Inline edit. Select a function, press Cmd+I (Ctrl+I), and describe a change, for example “refactor this to use async/await.” Continue shows a diff. Accept or reject it.

Inline completion. Type a new function signature, pause, and watch it suggest the body as you write. If completion is off, toggle it in settings.

Throughout, watch your network indicator. It stays quiet. The model is on your machine.

Why use two models for completion and chat?

The single most useful thing to understand here: completion and chat want different models. Inline completion fires constantly and needs to be fast, so a small model (1.5B to 3B) keeps it responsive. Chat happens deliberately and benefits from a stronger model, so a 7B or larger coder model is the better choice there. Configure both in config.yaml and assign each to its role. This is the difference between completions that feel sluggish and completions that nearly match cloud Copilot.

What are the common Continue.dev problems?

Picking the wrong model for your hardware. A 32B model on 16GB of RAM will crawl. Start with 7B coder models and only go bigger if your machine has the headroom.
One model doing both jobs. See the two-model trick above. A single large model makes completion feel slow; a single small model makes chat feel weak.
Codebase context needs the embeddings model. Without nomic-embed-text (or another embeddings model), “where is X defined” style questions cannot search your repo.
Models do not appear. Continue only lists what Ollama has. Run ollama list and pull anything missing.
Slash commands hide good features. /edit, /comment, /test and others are powerful but easy to miss. Read the docs at https://docs.continue.dev to find them.
A .continue folder in a repo can carry project-specific overrides. Handy for teams, occasionally surprising when settings differ between projects.

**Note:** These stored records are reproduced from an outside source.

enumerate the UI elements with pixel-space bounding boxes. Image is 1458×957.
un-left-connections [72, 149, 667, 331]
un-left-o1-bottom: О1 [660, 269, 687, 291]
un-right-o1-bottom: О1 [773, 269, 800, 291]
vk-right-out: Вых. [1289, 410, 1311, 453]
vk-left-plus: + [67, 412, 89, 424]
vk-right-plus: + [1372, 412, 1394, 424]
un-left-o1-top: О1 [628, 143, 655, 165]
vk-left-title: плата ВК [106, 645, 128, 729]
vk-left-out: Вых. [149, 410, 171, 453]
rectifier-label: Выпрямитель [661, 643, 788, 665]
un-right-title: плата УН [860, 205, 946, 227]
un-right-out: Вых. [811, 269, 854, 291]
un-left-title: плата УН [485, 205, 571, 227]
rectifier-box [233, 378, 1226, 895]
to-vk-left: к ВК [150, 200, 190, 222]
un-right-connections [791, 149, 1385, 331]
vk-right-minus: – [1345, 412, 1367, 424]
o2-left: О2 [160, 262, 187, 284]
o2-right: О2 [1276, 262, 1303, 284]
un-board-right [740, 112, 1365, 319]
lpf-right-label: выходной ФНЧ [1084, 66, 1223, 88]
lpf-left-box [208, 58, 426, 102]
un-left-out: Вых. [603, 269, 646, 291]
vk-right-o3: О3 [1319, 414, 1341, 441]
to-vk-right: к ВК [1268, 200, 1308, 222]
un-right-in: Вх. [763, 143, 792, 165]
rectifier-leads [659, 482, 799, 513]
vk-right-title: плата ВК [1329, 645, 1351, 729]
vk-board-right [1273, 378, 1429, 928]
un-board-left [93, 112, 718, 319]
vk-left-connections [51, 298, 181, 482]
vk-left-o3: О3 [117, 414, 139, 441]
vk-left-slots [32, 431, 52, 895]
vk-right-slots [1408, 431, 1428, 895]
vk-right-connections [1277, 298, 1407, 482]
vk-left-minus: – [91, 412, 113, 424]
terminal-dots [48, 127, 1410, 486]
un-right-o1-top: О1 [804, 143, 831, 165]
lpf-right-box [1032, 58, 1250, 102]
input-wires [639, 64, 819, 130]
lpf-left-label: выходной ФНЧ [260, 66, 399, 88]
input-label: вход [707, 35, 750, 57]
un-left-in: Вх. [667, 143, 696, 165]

The honest trade-off is latency. On modest hardware, a large local model for completion can feel laggy. The two-model split is the fix, not a workaround. And if you are on a JetBrains IDE, know that its Continue plugin lags the VS Code one on features, though it is improving.

Where to go next

This reuses the same Ollama backend as the rest of a local AI stack, so you have already done the foundational work. From here, the natural next step is a coding agent that can read your whole repo, make edits, and commit them, pointed at the same model. That is its own Playbook.

You now have Copilot’s experience in your editor, answered by a model on your own machine, with no subscription and no code leaving your laptop.